I think the author simply grew up. It's easy to ignore all of the business stuff and just have fun when you are kid. Nothing is stopping the author from generating all sorts of crazy stuff with AI if he wants to live on the bleeding edge of technology.
One of the main reasons I fell in love with computers was determinism. I always felt weird seeing people get upset and curse at the C++ compiler. In my mind, the “computer” will always give you the same output for the same input. Therefore, you must be doing something wrong if you’re fighting the compiler. The answer to your problems is in the source code.
This is something LLMs took away from me. I can’t just look at the source code and figure out why a prompt didn’t produce the expected outcome. I have to go with my gut feeling, and with the little I know about LLMs.
On the other hand, LLMs have enabled me to code prototypes that I would have only dreamed about a few years ago.

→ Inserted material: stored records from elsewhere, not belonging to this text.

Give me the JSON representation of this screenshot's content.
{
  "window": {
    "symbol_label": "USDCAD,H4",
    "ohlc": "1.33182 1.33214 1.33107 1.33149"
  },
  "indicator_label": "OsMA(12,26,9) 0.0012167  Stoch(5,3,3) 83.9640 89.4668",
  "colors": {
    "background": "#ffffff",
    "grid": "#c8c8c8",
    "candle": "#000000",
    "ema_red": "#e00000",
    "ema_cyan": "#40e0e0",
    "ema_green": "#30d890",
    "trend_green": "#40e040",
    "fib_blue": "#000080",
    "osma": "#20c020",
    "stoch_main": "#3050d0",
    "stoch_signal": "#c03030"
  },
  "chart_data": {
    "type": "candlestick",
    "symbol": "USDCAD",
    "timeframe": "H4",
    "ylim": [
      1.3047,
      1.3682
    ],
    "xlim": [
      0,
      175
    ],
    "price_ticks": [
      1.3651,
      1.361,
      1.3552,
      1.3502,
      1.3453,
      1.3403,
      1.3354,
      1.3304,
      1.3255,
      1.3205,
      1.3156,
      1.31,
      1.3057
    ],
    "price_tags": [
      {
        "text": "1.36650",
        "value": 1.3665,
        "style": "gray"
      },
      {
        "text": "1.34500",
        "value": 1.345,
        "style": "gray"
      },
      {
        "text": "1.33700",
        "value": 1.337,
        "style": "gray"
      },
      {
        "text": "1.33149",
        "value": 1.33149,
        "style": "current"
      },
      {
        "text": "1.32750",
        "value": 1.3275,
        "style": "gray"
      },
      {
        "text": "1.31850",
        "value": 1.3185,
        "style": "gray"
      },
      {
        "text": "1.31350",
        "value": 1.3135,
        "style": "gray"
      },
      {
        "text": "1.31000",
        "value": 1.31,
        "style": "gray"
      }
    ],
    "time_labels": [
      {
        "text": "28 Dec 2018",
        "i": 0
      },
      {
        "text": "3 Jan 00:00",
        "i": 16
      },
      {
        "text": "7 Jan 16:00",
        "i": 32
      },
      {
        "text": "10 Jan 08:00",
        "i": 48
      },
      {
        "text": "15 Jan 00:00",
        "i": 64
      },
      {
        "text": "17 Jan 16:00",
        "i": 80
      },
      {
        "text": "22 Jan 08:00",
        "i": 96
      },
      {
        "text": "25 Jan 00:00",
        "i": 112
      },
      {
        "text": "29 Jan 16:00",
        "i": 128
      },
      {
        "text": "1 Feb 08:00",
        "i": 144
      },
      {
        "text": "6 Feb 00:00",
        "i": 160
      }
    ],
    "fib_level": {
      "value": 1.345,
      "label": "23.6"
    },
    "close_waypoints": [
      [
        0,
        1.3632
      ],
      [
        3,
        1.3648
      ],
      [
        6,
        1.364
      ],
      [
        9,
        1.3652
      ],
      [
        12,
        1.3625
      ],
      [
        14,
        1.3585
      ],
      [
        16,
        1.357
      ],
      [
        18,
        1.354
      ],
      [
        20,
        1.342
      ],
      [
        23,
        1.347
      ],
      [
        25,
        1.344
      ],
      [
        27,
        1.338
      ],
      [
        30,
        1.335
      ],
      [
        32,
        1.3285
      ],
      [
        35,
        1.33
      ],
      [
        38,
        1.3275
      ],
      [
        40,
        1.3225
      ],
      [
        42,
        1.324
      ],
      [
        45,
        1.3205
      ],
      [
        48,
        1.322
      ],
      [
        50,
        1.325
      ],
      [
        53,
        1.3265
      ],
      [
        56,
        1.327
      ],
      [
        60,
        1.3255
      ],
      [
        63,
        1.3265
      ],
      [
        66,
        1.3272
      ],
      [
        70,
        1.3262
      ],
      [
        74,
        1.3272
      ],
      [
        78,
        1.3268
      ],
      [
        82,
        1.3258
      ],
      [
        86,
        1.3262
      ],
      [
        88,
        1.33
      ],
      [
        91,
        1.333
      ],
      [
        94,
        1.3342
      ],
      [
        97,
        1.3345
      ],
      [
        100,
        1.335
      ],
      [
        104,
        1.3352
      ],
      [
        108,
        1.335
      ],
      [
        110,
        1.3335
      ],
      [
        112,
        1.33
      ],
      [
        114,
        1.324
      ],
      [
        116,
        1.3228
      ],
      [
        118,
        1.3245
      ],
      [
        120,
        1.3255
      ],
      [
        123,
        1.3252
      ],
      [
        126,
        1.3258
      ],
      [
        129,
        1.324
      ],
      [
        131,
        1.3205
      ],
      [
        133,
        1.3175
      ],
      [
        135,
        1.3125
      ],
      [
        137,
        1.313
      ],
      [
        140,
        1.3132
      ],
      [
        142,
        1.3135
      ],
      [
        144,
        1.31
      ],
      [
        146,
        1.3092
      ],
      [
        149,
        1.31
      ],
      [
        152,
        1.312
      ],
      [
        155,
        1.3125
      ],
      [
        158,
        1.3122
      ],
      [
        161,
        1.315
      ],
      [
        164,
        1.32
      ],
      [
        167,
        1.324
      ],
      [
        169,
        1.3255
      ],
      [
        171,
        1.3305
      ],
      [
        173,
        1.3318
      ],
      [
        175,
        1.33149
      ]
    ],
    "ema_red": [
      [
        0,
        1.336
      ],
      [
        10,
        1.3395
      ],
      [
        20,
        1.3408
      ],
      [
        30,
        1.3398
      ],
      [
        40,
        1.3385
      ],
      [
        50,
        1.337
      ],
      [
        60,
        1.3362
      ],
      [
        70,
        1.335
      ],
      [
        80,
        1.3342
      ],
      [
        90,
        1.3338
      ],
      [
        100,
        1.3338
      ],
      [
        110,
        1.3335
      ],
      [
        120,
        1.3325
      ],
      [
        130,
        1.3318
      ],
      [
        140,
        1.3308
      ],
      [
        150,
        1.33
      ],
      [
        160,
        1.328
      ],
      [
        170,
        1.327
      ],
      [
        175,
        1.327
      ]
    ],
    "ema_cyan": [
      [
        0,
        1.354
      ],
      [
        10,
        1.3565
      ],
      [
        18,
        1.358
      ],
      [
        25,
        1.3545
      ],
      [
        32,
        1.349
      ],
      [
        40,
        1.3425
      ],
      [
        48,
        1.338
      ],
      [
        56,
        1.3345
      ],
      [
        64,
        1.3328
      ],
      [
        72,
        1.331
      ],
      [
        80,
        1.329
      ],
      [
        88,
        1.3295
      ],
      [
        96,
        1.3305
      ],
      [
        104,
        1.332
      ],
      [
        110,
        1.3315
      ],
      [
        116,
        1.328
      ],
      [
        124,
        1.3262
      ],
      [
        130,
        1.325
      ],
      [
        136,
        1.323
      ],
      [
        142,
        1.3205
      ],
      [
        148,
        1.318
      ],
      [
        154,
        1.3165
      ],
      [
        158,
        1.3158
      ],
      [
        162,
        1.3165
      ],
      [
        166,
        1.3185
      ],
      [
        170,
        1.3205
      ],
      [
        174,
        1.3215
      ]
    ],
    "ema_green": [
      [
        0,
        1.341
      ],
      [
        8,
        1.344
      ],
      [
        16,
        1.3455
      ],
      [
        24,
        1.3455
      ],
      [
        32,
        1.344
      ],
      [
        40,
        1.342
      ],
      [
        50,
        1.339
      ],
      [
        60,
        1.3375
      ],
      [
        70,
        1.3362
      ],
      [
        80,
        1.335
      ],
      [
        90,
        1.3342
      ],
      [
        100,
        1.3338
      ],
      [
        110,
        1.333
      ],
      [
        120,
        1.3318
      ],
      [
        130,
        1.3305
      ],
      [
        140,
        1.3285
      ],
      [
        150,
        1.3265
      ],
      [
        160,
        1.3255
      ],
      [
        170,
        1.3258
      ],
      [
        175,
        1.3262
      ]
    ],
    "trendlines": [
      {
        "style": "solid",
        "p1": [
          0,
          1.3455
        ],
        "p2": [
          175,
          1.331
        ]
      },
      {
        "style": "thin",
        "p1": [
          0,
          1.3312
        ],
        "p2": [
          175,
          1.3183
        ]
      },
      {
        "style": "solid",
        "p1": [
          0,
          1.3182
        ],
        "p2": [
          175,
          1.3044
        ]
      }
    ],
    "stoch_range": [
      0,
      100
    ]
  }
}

Do you want your own fancy terminal emulator? Done. A couple of weekends’ worth of work.
How about your own Linux windowing system, running Firefox and a terminal? Done. A couple more weekends.
You always hated KiCad routing, but never had time to go through the code and change it to meet your requirements? No worries. A day’s work.
Of course, none of this is production quality, but it gets you started very fast. And I’m sure you can turn it into a solid, production-quality product in much less time than it would take without using an LLM.
I love the computer, too.
I remember when I was around 10 and we got out first PC - Compaq Presario - that we shared among us 4 siblings. And I was instantly hooked to. And then about a year later, we got internet connected and the first website we visited was Pokemon.
I remember at my high school, the computer room in the library was fitted out with the new colored iMacs. I was shocked! How could a computer look like this. You had to register to use it each day during lunch breaks because so many people wanted to use them.
I remember the first time I came across an Apple magazine, and it was showing screenshots of the new OS X. The Aqua interface got me hooked. I'd read, and re-read, every page, drooling over the screenshots. It wasn't until ~10 years later I got my first Mac and I was obsessed with it!
My first computer was a pentium II. After one year learning about computing in my school lab and friends’ computers, it was amazing to have something to tinker with. And it and its successors brought me plenty of delight over the year. First discovering Linux (with Linux Mint and Gnome 2 as I couldn’t install Debian), learning assembly and C, learning Blender, learning how windows internals worked,… It has been a tool that has shaped my life. And yes, the current trend of presenting it as a mere source of entertainment and a very small sets of features is sickening.
But this day, I dabble with OpenBSD and Linux (Alpine) and it’s a bit of fresh air. There’s some convenience lost, but you get the freedom of computing back.
[dead]
I still like the computer itself. Breaking something, poking at it, fixing it, and then it suddenly works. The hard part now is liking the industry around it.